The JAM develper constantly releases new versions of UltraSearch... sometimes two or three times in a months time. Other times, it may not be updated for a whole month or two... but all his softs are updated at a consistently rapid pace.
Rakanisheu states WR can whitelist the softs using various techniques.
Submitting white-list requests every time an app is updated is not workable nor sustainable.
I'll submit the requests and see what WR Staff decides.
I do know that as I am (and have been since it was first launched) a user of Ultra Search and I am often updating the version on my systems...and to date I have to say that I have never had an issue with doing so in terms of WSA.
Yes, very occasionally, I might notice that the is a [u] entry against a new version but that often disappears very quickly as the WIN is updated...so I do not worry about it. If I may say...I suspect that you issue may have something to do with you being 'picky' about having [u]. I can understand that but personally feel that the odd one or two, which is what I get occasionally, is only WSA going about it's business normally and I don't worry about it. May I respectfully suggest less 'pickiness' going forward?
In terms of the "...WR can whitelist the softs using various techniques" I would hazard a guess that'by author/producer' is not one of them...as that would not be a very secure way of 'validating' the authenticity of an app (very easy to forge IMHO/experience), so I suspect that Author/Producer whitelisting is not an option.
But as you say...perhaps Roy can at least confirm if it is an option or not (I know, Roy, that you are not able to divulge much in terms of what the specific techniques are...for obvious reasons, etc.).
You are absolutely correct.
In my experience, "Trusting" files simply because they are digitally signed is a really bad idea.
I am not too sure about WSA's white-listing algorithm, but other vendors use a combination of statistics that include source, prevelance, a valid certificate and developer's reputation.
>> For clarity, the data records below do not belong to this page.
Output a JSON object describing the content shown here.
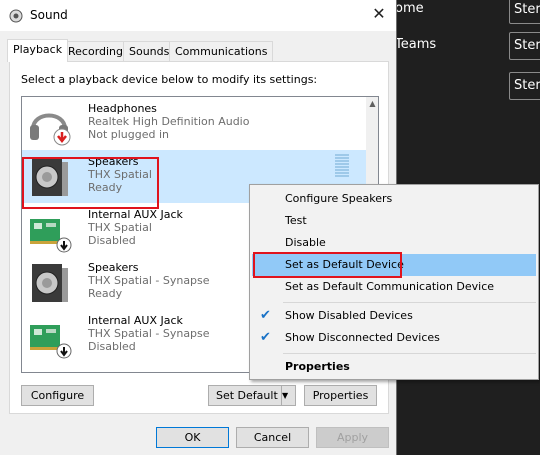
{
  "window": {
    "title": "Sound",
    "close_label": "✕"
  },
  "tabs": [
    {
      "label": "Playback"
    },
    {
      "label": "Recording"
    },
    {
      "label": "Sounds"
    },
    {
      "label": "Communications"
    }
  ],
  "instruction": "Select a playback device below to modify its settings:",
  "devices": [
    {
      "name": "Headphones",
      "description": "Realtek High Definition Audio",
      "status": "Not plugged in",
      "icon": "headphones-icon"
    },
    {
      "name": "Speakers",
      "description": "THX Spatial",
      "status": "Ready",
      "icon": "speaker-icon"
    },
    {
      "name": "Internal AUX Jack",
      "description": "THX Spatial",
      "status": "Disabled",
      "icon": "circuit-board-icon"
    },
    {
      "name": "Speakers",
      "description": "THX Spatial - Synapse",
      "status": "Ready",
      "icon": "speaker-icon"
    },
    {
      "name": "Internal AUX Jack",
      "description": "THX Spatial - Synapse",
      "status": "Disabled",
      "icon": "circuit-board-icon"
    }
  ],
  "buttons": {
    "configure": "Configure",
    "set_default": "Set Default",
    "properties": "Properties",
    "ok": "OK",
    "cancel": "Cancel",
    "apply": "Apply"
  },
  "context_menu": {
    "items": [
      {
        "label": "Configure Speakers"
      },
      {
        "label": "Test"
      },
      {
        "label": "Disable"
      },
      {
        "label": "Set as Default Device"
      },
      {
        "label": "Set as Default Communication Device"
      },
      {
        "label": "Show Disabled Devices",
        "checked": true
      },
      {
        "label": "Show Disconnected Devices",
        "checked": true
      },
      {
        "label": "Properties"
      }
    ]
  },
  "background_app": {
    "rows": [
      {
        "label": "ome",
        "button": "Ster"
      },
      {
        "label": "Teams",
        "button": "Ster"
      },
      {
        "label": "",
        "button": "Ster"
      }
    ]
  },
  "colors": {
    "selection": "#cce8ff",
    "menu_highlight": "#91c9f7",
    "annotation_red": "#e0131d",
    "accent": "#0078d7"
  }
}
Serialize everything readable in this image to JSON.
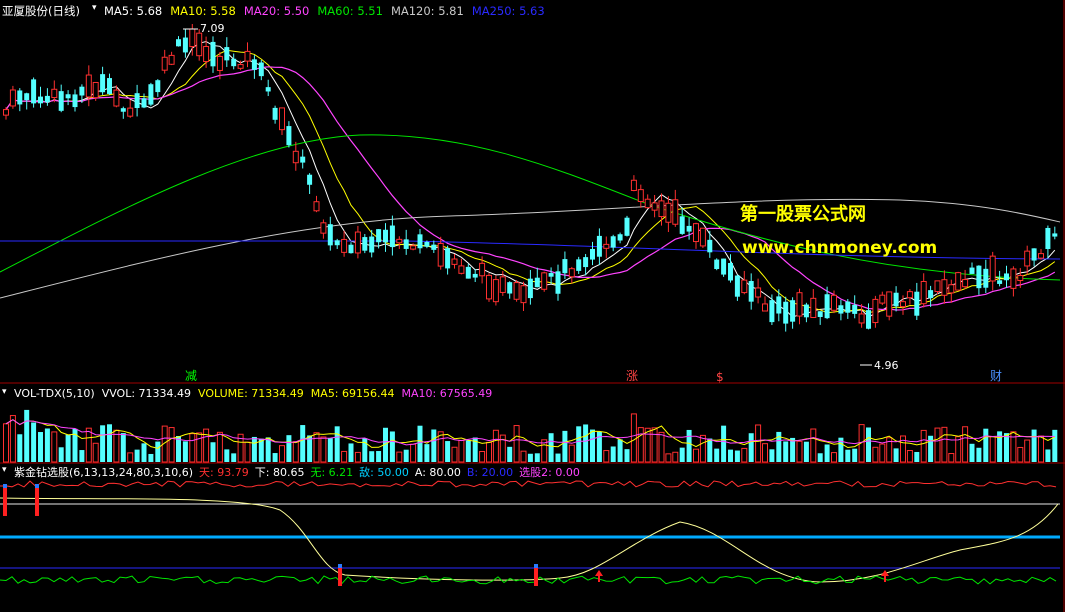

Some even go so far as to inspect how a file is packed.
UltraSearch I'm not so concerned about unless WSA interferes with its direct disk access.
On the other hand, WSA monitoring of the Shadow Defender installer is problematic; the installer needs to make system settings changes but it is given a "low restricted access" by WSA. This causes an AppHang.
It's no big deal.
I just manually "Allowed" each one in the BlockAllow Files list before executing.
Solves the problem, but I'd rather not have to do it every time a file changes.
Have to say that I agree with you...in the main WSA does not interfere with other apps unless it is to stop them dead or to monitor them as suspicious and even in the latter case I have rarely been aware that this was happening until I checked in the usual places and found the status as 'monitored', etc.
That is why I suported the recent suggestion/feature request for notification of when 'monitoring' is started...just so that the user, if they switch on such a feature, has the option to know if they are so interested.
I think that 'spoofing' software was all the rage sometime ago and probably still continues to some degree and (as all things nefarious) will most probably make a come back in some form...but to be honest in WSA (and the Webroot Team backing it up) I trust...end of story.
"Spoofing" software is still at work like you wouldn't believe.
I can see your point re. Shadow Defender but given what it does you I can see why WSA would be taking a cautious approach, and to be honest I am surpised that it gets updated that oftens...does not fill me with warm feelings if such an app is constantly being updated. GIven what it does (which IMHO is somewhat limited) it should be relatively stable.
But as you say, if you use it then you will just have to grin and bear the interaction.